Converting California: Indians and Missionaries
Historian Andrew A. Galvan is a descendant of the Ohlone, Bay Miwok, Plains Miwok and Patwin Indians whose ancestral lands comprise the greater San Francisco Bay Region. His great-great-great-great grandfather’s baptismal entry was recently found in the Registers of Mission Dolores, dated November 1794.
Andrew Galvan’s focus is on developing ways to preserve information about Native American history, giving today’s Ohlone people the opportunity to know more about their ancestors. He views archaeology and physical anthropology as a way of retrieving some of what his people have lost. Galvan and business partner archaeologist Richard E. Thompson formed their own Cultural Resource Firm to carry out archaeological investigations.

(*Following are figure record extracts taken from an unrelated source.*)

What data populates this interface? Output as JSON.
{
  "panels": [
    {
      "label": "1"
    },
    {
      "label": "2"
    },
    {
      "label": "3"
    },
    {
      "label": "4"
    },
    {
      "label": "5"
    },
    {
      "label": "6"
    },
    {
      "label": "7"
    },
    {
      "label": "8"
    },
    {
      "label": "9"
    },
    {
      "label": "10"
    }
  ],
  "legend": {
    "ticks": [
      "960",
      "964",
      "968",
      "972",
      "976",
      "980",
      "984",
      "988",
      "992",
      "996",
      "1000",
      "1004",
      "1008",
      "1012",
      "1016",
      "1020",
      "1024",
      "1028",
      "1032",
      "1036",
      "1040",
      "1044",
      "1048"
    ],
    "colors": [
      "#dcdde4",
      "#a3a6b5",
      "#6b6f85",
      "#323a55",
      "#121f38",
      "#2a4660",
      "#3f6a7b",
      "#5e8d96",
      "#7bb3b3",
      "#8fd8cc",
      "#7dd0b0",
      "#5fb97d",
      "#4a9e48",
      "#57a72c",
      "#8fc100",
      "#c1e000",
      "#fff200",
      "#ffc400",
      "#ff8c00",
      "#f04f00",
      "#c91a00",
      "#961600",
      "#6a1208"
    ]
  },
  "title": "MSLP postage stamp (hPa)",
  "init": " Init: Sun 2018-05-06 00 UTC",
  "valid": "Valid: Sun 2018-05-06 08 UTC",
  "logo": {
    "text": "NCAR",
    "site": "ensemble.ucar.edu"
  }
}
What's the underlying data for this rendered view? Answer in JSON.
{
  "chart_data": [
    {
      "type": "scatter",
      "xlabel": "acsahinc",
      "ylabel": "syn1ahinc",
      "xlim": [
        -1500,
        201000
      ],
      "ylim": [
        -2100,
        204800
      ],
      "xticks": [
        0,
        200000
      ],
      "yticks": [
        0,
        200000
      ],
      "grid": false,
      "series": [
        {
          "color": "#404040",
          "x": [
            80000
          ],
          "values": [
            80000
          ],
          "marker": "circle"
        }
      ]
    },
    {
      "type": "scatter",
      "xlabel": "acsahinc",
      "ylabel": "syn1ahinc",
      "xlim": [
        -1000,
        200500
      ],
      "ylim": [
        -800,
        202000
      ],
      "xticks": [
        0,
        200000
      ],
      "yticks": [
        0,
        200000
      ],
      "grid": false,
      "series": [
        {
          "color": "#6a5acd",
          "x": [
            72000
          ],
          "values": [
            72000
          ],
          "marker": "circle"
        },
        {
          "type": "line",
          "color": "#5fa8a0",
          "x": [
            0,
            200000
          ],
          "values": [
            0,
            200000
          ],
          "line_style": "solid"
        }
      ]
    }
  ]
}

Galvan has served as a Native American Indian Consultant and Monitor at prehistoric archaeological sites in the Counties of Alameda, Contra Costa, San Francisco, San Mateo and Santa Clara. His opinion about archeological concerns and Native American policies is often sought by agencies such as the National Park Service, the U.S. Army Corps of Engineers, the East Bay Regional Park District, and the City of Fremont.
Galvan frequently gives talks about the California Indians and the Alta California Missions, blending academic material and the traditional story-telling techniques he learned from his father.
Andrew Galvan earned his B.A. in History from the California State University at Hayward. He makes his home in Mission San Jose, California.